Study 4: Epigenetic risk profiles will be constructed from the identified risk factors in study 2 and their predictive abilities and accuracy for DD recurrence will be assessed in an independent cohort (the Lifelines Cohort). Thereafter, genetic risk scores, epigenetic risk scores, and causal clinical characteristics (from studies 1, 3, and 4) will be integrated into a prediction model for DD recurrence and its performance assessed.

During the MD/PhD the student will learn about the concepts of (epi)genetics and performing bioinformatic analyses using R programming and bioinformatics software.
1. Van Rijssen AL, Ter Linden H, Werker PMN. Five-year results of a randomized clinical trial on treatment in Dupuytren’s disease: Percutaneous needle fasciotomy versus limited fasciectomy. Plastic and Reconstructive Surgery. 2012;129(2):469–77.
2. Alser OH, Kuo RYL, Furniss D. Nongenetic factors associated with dupuytren’s disease: A systematic review. Plastic and Reconstructive Surgery. 2020;799–807.
3. Ng M, Thakkar D, Southam L, Werker P, Ophoff R, Becker K, et al. A Genome-wide Association Study of Dupuytren Disease Reveals 17 Additional Variants Implicated in Fibrosis. American Journal of Human Genetics. 2017;101(3):417–27.

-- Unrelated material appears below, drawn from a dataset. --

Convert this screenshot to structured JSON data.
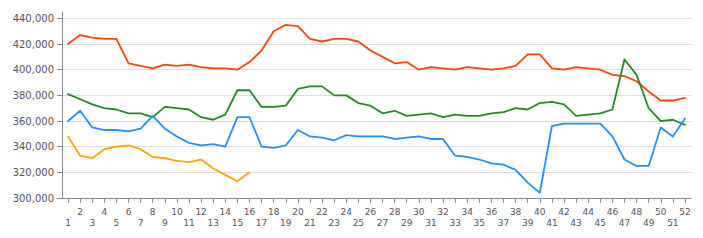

4. Major M, Freund MK, Burch KS, Mancuso N, Ng M, Furniss D, et al. Integrative analysis of Dupuytren’s disease identifies novel risk locus and reveals a shared genetic etiology with BMI. Genetic Epidemiology. 2019;43(6):629–45.
5. Majeed M, Wiberg A, Ng M, Holmes M v, Furniss D. The relationship between body mass index and the risk of development of Dupuytren’s disease: a Mendelian randomization study. J Hand Surg Eur Vol. 2021;46(4):406–10.
6. Shah S, Bonder MJ, Marioni RE, Zhu Z, McRae AF, Zhernakova A, et al. Improving Phenotypic Prediction by Combining Genetic and Epigenetic Associations. American Journal of Human Genetics. 2015;97(1):75–85.